À Paris, le gouverneur de Montréal avait obtenu de madame de Bullion de forts secours en argent. Il s’occupa d’enrôler des hommes, jeunes, robustes, de divers métiers et de bonnes mœurs, pour augmenter sa colonie. M. de la Dauversière et son frère, M. Le Royer de Boistaillé, juge à la Flèche, lui aidèrent avec succès dans ce travail. À la Flèche, au printemps de 1653, on passa l’engagement de cent vingt hommes, et ailleurs trente-quatre autres. Les contrats étaient faits pour cinq années. L’Anjou, le Maine et le Mans contribuaient pour les deux tiers, ou une centaine d’hommes dans cette recrue. Venaient ensuite Paris et ses environs, une douzaine ; la Normandie, une dizaine ; les autres provinces ne comptaient que pour un chiffre insignifiant. D’après les pièces visitées à la Flèche par M. l’abbé Faillon, il y avait dans cette troupe : trois chirurgiens, trois meuniers, deux boulangers, un brasseur de bière, un tonnelier, un chaudronnier, un pâtissier, quatre tisserands, un tailleur d’habits, un chapelier, trois cordonniers, un sabotier, un coutelier, deux armuriers, trois maçons, un tailleur de pierre, quatre couvreurs, neuf charpentiers, deux menuisiers, un taillandier, un cloutier, un serrurier, un paveur, deux jardiniers, soixante défricheurs ou bêcheurs dont plusieurs étaient scieurs de long, un maréchal.

La sœur Bourgeois écrit qu’il ne débarqua à Montréal que cent huit hommes de ce contingent ; M. de Belmont dit cent cinq. Notre tableau (pages 48-51) constate que cent un se retrouvent à Montréal dans les années qui suivirent. Les cinquante-trois manquant étaient ou restés en France ou arrêtés à Québec, ou, s’ils se sont rendus à Montréal, il n’existe plus d’acte constatant leur présence en ce lieu.

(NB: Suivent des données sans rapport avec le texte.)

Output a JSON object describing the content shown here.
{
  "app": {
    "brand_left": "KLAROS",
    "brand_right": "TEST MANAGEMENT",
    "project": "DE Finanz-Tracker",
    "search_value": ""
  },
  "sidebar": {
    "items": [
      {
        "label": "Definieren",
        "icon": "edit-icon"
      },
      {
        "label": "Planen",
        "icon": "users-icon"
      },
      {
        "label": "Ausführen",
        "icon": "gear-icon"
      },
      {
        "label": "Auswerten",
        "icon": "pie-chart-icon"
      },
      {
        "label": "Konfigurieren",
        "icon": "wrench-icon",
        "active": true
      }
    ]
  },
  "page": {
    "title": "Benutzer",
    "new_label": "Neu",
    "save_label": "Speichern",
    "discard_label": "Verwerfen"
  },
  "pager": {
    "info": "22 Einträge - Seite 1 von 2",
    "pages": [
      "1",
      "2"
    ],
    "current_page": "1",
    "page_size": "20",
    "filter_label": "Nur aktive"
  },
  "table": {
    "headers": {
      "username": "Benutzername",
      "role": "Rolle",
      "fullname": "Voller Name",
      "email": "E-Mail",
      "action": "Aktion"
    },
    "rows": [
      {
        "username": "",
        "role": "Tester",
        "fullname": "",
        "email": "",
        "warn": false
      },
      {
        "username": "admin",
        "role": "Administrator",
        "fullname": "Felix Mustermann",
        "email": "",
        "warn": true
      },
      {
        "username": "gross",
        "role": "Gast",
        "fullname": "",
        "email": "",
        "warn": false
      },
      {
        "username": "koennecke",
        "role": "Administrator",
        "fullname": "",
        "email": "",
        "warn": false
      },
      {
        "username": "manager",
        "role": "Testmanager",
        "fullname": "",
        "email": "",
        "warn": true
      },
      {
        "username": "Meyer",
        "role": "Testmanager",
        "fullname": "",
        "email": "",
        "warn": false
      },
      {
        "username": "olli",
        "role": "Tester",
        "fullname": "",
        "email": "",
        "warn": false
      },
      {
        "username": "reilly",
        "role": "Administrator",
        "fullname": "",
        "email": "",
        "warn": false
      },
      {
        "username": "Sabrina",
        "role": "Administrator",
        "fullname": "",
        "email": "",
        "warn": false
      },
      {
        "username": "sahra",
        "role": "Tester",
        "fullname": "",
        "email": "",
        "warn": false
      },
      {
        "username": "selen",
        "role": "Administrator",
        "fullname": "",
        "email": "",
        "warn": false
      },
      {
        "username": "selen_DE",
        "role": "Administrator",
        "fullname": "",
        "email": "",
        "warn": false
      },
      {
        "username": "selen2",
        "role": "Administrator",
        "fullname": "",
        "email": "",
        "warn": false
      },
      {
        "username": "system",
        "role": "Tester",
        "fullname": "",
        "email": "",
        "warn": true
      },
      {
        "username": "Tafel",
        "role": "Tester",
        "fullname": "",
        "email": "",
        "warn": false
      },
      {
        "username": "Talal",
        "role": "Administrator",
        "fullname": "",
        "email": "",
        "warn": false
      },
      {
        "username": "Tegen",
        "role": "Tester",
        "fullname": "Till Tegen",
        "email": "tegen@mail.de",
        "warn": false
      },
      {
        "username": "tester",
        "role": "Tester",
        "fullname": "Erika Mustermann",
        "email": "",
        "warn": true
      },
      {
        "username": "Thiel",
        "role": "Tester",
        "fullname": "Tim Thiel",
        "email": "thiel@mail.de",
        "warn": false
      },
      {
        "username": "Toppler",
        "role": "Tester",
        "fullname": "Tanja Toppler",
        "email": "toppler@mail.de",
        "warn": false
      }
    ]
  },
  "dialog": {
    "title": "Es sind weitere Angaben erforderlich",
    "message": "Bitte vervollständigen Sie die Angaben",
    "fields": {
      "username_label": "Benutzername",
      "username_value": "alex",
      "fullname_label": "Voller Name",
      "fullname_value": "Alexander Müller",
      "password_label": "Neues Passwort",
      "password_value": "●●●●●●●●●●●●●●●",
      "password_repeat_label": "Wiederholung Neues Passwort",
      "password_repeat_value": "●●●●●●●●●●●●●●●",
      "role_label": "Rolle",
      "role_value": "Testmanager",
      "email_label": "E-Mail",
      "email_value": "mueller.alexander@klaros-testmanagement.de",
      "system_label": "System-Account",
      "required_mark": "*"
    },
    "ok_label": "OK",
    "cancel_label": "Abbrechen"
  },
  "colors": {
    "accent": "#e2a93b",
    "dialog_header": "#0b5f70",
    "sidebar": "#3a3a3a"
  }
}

M. de Maisonneuve avait bien de la besogne sur les bras. Il comprenait que le salut ou la perte de la colonie entière dépendait du résultat de ses démarches, et, en homme de cœur, il voulait faire face à la situation. C’est à Paris, à la Flèche et en Champagne qu’il trouva les ressources dont le Canada avait besoin. Étant allé saluer ses parents, à Troyes, et surtout sa sœur, Louise de Chomedey, sœur de Sainte-Marie, supérieure de la congrégation de Notre-Dame, il rencontra mademoiselle Marguerite Bourgeois, native de Langres, alors âgée de trente-trois ans, qui désirait, depuis plusieurs années, se vouer aux missions de la Nouvelle-France. Sans hésiter davantage, cette courageuse personne partit pour Saint-Nazaire, près de Nantes, où devait se faire l’embarquement. C’était au mois de juin 1653.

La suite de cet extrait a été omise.